The episodic nature of the writing doesn’t always work so well. “Dig Til You Die”, the opening track (as we may as well treat the various instrumental interludes as part of the tracks that follow them), skips along through a range of colours and styles, not all complementary. “Useless Animal”, part of the longer second part of the album, which has something of a song cycle feel about it, on the other hand, pulls this off well, with the change in intensity and instrumentation in the chorus working perfectly.  “Worship” which follows it is more ambitions again, with at least five different styles of music and song writing cramped into the piece.  Some of it flows, some of it doesn’t, but it’s hard to fault the intent.

“As We Disappear”, the final track, is probably the most earnest, the most yearning, though there is a good deal of soul-searching through the record’s narrative. Only on “Gallows” earlier in the record is there a more ironic tone, as the piece has a sugary feel in its major-key atmosphere and upbeat vocals, arguably a nice contrast to the rest of the record, though it may be jarring to some.

It is otiose to try to produce a catalogue of comparisons between bands operating in similar musical spaces, though unsurprisingly there are sonic similarities to The Pineapple Thief because of Bruce’s hands on the console. But any of this kind of talk risks washing away the impact of the whole. Better to regard the album’s strengths and weaknesses on its own terms. The playing is good throughout, though there are no stellar moments of individual brilliance, as it is not that kind of record.  It is much more about the songs themselves, their melodies, lyrics and their arrangements. As already noted, the episodic writing works much of the time but not always, and there are moments where musical ideas, that are clearly good, seem a little stitched together, like in “Worship”. I’m also not totally convinced of the compatibility of Kesavaram’s drumming style with some of the songwriting, which has quite an insistent feel. This works well on the faster or higher energy passages, like the choruses but always on the gentler sections. “Betrayal” exhibits this tension most of all but it is consistently good on “Useless Animal”.  

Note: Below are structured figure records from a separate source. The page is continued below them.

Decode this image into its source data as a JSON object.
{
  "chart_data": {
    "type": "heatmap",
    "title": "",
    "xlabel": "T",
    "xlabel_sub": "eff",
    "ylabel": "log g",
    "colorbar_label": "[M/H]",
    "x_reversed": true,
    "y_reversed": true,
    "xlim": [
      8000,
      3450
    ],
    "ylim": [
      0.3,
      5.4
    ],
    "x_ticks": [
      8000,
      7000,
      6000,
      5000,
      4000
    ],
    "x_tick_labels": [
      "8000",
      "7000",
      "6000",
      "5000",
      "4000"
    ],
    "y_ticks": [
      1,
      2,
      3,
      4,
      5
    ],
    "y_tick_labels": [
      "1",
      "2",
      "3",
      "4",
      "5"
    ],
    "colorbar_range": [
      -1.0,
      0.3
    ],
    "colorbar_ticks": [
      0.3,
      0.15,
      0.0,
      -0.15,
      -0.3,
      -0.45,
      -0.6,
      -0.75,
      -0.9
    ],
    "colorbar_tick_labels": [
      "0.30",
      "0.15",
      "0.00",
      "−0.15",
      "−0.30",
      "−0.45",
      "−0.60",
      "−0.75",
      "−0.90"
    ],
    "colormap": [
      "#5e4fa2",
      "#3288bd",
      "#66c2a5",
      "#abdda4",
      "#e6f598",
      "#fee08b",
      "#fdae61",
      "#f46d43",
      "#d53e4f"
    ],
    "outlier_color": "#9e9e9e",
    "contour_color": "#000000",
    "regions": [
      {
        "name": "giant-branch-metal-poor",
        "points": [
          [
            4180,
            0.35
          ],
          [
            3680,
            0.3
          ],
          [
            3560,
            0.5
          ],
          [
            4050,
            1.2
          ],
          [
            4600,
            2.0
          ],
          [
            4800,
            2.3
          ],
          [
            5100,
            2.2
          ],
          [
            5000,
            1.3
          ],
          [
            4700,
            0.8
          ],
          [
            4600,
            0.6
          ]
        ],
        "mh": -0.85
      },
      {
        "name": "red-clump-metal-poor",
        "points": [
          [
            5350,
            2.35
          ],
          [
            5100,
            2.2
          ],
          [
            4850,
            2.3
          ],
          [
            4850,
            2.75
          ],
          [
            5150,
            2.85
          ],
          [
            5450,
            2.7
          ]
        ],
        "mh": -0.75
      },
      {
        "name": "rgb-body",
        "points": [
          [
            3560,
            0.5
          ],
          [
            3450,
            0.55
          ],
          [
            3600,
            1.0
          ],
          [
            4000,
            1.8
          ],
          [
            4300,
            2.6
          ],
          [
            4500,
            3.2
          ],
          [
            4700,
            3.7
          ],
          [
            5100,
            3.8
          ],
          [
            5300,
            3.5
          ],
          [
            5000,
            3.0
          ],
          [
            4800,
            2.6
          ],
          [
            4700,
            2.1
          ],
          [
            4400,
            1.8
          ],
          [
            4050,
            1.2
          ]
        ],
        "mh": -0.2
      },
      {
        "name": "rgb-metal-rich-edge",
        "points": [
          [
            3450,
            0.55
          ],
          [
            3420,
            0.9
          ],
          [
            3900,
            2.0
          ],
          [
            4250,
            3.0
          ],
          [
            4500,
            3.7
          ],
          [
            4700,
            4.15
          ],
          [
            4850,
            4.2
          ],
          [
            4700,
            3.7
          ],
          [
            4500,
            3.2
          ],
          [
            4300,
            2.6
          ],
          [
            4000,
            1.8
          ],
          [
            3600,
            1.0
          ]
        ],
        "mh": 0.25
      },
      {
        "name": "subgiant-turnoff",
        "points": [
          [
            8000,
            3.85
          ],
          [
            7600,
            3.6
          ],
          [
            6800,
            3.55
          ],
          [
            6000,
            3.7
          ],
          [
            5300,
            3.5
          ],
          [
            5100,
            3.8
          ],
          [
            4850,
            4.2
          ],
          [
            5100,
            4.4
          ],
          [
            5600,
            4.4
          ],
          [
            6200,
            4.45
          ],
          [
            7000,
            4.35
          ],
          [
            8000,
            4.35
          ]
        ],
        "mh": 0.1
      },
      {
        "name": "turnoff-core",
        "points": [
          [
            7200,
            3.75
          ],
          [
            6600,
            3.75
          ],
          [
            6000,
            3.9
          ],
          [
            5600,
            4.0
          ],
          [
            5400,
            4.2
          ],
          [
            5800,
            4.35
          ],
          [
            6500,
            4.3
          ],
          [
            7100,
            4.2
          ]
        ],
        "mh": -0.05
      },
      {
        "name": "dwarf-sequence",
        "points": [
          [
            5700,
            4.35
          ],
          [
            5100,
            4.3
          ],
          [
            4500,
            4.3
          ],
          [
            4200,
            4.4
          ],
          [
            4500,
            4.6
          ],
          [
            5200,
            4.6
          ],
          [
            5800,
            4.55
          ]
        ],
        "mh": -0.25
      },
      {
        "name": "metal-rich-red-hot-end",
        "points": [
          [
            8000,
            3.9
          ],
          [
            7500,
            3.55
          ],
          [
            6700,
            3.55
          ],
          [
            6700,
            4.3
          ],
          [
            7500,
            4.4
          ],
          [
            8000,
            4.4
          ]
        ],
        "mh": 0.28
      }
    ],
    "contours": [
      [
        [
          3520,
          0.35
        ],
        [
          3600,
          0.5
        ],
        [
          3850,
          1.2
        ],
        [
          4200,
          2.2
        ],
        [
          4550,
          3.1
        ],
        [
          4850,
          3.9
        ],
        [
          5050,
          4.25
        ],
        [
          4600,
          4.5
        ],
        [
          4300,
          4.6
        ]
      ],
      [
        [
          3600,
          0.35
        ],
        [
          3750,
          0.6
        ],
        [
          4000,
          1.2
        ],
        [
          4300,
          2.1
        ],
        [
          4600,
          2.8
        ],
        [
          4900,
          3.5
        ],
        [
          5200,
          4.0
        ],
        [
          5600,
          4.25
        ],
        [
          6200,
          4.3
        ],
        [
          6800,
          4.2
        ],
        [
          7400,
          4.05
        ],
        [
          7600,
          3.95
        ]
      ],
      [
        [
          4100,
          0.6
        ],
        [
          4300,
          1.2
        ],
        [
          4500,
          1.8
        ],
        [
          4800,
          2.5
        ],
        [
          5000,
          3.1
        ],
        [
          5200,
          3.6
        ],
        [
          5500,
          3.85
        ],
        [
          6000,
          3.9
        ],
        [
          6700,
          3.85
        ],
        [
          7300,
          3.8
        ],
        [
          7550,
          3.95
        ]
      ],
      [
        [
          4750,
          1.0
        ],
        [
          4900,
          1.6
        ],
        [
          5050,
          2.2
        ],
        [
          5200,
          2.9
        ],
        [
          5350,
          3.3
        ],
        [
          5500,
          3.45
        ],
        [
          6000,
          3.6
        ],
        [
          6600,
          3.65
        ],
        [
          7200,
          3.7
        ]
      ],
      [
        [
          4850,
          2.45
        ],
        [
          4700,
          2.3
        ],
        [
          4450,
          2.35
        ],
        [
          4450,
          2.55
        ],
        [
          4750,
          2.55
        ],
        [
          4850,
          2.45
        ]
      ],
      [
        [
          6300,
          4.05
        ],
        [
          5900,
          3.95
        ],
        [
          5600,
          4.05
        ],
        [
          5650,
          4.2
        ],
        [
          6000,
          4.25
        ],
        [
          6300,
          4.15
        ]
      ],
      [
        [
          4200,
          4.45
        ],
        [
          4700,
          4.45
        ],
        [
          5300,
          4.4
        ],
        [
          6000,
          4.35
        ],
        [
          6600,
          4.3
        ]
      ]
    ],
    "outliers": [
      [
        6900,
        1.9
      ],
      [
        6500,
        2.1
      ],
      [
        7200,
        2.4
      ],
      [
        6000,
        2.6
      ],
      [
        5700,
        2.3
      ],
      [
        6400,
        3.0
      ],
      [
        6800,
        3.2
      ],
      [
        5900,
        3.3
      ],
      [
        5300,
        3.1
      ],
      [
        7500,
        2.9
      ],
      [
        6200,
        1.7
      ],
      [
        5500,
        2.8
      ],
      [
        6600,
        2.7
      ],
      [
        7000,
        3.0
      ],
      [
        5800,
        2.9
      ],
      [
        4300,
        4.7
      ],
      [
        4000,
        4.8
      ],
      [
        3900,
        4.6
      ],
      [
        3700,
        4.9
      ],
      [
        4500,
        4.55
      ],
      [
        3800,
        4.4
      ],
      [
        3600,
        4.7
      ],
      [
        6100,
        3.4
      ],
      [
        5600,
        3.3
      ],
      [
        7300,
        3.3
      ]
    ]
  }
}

Largely, though, the emotional contours of the record are good, even if some of the transitions are signposted or we are brought back to an earlier theme or timbre having been kicked up a gear. Whether we need another record about mortality is another question. Though much is made of the lyrics and the background to the record, I would argue that the musical aspect of the songwriting and the arrangements outshines the lyrical content. In the end, the record does literally disappear in its final piano notes, an excellent piece of stage management and an example of a delicacy that is only occasionally visible on a record which is dense, stylistically complex, and largely satisfying.